I showered and dressed a little girl that just yesterday couldn't figure out which shoe went on which foot. I kissed her forehead and her nose and I sent her off on her very first Spring Break.

On a plane. With her Grandma.

And I am staying home.

I am excited for her. She is going to do a lot of fun and amazing things with her cousins, aunt, and Grandma. They are going to make memories that will need to last.

I am excited for myself. This is the first time in five years that I have had time to myself. Time to read a book, or take a nap, or, Hell, a shower without interruption. I have some plans -- not big plans, but plans nonetheless.

Photo via the author.

I am worried about her. I am pretty sure that I did not breathe fully until the last of their flights touched down and they were safe and sound with family. I worry that she won't be able to go to sleep tonight or any night because of strange surroundings and sounds, because of excitement and too much sugar; I worry that she will drive her Grandma crazy or at least to drink.

But we have established that I am a worrier. It's of no consequence really.

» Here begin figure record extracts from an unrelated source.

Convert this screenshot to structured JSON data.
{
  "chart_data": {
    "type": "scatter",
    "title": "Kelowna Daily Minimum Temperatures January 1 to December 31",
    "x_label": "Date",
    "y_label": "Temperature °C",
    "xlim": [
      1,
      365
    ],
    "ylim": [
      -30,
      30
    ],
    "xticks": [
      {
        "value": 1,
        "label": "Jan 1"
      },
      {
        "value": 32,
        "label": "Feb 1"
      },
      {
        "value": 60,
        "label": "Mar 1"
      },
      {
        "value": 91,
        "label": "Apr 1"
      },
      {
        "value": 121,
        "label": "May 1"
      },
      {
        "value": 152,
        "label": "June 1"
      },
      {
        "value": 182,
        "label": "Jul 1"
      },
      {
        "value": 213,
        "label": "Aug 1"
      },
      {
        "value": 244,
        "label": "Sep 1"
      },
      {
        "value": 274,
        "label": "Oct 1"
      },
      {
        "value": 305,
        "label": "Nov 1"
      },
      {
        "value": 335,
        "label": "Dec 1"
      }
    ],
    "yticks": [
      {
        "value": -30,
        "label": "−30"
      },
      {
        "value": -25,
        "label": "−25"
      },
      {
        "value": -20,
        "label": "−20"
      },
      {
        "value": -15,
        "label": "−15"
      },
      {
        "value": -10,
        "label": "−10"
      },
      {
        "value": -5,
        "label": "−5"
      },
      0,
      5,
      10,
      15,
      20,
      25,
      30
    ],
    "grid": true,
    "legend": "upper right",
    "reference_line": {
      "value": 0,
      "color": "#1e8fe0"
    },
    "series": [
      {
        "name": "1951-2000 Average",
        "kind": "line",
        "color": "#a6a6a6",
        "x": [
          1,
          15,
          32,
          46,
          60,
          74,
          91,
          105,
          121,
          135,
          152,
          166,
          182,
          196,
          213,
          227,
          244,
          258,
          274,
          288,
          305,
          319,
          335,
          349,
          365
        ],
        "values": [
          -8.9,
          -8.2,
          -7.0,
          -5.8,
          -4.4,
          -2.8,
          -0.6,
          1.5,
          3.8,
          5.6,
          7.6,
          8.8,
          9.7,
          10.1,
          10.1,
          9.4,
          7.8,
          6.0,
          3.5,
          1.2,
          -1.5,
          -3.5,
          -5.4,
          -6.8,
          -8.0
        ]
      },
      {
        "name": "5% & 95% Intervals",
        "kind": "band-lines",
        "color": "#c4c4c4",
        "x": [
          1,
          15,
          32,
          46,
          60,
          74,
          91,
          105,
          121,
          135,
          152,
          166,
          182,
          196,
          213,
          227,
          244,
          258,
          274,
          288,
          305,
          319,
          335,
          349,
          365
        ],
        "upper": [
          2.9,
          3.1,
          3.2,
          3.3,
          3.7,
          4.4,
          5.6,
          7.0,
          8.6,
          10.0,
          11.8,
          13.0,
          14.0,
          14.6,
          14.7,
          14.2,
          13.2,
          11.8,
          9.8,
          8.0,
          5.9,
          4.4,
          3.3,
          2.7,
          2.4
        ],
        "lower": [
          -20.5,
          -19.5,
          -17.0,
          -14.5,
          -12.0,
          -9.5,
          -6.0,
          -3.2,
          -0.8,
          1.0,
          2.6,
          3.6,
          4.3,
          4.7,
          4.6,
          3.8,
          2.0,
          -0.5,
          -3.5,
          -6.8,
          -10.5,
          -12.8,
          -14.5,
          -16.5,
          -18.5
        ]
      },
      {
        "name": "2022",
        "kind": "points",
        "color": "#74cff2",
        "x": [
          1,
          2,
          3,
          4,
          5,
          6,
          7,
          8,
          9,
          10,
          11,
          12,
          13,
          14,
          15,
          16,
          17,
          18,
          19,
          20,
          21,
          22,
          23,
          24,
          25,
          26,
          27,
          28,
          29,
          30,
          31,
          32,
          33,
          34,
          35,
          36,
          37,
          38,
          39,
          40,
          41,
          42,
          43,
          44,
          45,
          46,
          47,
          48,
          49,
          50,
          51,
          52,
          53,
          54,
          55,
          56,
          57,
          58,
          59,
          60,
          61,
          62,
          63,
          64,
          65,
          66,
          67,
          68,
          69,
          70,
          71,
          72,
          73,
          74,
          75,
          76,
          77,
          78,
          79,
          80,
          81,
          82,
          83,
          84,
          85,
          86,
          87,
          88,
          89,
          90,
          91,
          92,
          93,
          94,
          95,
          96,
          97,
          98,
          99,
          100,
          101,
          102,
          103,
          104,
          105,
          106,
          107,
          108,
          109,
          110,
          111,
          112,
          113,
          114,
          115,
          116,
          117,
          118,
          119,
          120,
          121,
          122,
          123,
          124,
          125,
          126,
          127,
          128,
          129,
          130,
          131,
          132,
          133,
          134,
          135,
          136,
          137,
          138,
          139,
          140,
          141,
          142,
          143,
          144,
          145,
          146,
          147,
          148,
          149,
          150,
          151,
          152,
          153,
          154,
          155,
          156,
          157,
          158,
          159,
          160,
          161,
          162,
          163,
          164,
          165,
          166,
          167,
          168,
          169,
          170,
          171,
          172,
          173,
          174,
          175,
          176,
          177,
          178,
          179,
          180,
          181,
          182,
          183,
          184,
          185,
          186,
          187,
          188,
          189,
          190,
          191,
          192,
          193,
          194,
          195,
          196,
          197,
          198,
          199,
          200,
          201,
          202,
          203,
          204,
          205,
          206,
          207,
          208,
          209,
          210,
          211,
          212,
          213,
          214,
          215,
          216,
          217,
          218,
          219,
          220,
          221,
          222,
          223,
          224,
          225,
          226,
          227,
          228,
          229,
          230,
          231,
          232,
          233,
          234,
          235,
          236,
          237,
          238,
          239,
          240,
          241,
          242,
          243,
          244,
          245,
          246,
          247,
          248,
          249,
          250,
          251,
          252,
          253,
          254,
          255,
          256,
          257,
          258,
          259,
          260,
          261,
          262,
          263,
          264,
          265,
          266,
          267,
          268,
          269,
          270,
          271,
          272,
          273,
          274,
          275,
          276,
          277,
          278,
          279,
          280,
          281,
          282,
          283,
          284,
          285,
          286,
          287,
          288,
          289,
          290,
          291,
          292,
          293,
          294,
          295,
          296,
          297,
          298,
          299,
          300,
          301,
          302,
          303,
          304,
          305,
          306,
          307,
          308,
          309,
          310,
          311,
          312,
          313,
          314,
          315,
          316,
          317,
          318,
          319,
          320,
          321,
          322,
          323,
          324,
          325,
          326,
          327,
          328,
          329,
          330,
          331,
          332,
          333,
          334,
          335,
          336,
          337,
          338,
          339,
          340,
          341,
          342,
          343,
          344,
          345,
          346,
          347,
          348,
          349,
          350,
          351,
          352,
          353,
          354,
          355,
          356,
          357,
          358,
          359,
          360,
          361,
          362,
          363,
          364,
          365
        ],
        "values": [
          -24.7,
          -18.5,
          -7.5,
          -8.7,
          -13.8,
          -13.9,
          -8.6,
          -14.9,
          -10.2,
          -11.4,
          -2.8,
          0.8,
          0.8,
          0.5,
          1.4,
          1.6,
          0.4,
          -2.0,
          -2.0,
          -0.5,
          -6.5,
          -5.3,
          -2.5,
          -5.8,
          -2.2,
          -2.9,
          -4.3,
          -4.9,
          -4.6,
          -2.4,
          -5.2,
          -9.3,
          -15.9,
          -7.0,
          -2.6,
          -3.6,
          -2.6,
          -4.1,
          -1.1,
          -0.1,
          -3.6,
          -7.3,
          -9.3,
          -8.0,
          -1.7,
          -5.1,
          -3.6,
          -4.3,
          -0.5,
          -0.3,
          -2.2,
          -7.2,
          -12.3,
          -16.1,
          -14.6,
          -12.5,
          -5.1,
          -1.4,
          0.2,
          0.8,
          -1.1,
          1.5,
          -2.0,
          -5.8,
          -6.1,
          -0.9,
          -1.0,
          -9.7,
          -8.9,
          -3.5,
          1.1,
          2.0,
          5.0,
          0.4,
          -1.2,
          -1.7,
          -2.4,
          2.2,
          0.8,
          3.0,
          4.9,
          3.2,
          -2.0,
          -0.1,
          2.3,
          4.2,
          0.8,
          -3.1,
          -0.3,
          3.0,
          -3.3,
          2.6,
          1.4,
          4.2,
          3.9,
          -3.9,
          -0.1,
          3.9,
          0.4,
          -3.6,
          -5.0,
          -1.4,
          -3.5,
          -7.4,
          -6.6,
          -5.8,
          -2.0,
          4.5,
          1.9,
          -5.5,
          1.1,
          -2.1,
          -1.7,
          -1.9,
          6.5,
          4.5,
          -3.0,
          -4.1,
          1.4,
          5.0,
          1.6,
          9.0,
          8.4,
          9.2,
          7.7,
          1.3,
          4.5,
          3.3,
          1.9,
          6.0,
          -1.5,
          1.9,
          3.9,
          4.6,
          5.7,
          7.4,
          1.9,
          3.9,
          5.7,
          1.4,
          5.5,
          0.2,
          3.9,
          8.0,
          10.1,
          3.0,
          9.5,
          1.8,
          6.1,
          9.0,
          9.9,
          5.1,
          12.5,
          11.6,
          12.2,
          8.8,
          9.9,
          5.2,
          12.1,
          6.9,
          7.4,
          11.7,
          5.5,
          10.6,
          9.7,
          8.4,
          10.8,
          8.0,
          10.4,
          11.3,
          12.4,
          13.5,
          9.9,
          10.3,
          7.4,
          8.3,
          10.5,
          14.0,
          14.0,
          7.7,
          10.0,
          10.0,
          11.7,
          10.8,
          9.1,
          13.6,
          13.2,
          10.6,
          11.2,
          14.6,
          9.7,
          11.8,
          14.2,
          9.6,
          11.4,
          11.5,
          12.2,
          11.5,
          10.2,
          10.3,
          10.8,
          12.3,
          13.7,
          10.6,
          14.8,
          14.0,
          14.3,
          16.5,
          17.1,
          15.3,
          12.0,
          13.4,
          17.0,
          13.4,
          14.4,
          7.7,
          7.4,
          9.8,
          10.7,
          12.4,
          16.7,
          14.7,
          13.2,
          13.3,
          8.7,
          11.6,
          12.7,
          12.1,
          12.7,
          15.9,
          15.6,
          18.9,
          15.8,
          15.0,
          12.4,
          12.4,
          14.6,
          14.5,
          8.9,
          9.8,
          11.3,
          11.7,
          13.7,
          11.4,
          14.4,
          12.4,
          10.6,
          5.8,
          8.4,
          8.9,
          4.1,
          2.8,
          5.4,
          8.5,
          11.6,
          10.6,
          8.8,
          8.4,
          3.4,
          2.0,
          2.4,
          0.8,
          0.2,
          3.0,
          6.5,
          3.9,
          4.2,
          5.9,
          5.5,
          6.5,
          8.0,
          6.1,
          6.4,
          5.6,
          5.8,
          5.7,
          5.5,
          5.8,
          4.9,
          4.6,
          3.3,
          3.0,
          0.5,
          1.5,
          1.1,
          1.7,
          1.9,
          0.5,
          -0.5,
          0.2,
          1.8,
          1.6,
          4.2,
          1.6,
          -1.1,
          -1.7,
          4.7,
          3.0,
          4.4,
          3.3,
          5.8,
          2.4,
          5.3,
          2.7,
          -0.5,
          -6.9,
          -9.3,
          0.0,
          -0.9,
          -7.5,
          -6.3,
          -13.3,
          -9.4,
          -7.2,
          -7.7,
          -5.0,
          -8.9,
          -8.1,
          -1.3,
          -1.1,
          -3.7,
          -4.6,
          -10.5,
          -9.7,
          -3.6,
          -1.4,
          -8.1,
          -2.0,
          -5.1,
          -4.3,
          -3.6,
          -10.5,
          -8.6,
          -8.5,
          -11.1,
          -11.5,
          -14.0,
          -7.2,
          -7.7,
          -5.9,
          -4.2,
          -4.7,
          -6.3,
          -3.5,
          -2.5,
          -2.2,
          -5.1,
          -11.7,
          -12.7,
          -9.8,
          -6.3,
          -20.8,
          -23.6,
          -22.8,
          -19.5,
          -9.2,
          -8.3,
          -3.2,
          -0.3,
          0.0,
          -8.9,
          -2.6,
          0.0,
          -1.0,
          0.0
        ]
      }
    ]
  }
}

I am going to miss her, I already do, but this is part of it, this is where all of the work starts to become real. When you let them leave that bubble of protection and security, even if it's just a little short journey, even if it's with family, where you are trusting that the things that you have taught them have really sunk in. That the "pleases" and the "thank yous" are second nature and not forced, that stranger danger is not just an in the car hypothetical game, that holding hands in public places and parking lots is just as important as not jumping in the bathtub or not walking on the kitchen counters.

I know that she will do well.

But, until she is back in the bubble, back where I can control a little bit more of the everyday than I can right now?

I am gonna be sitting over here, barely breathing, pretending like I have it all together in between the phone calls and the FaceTime.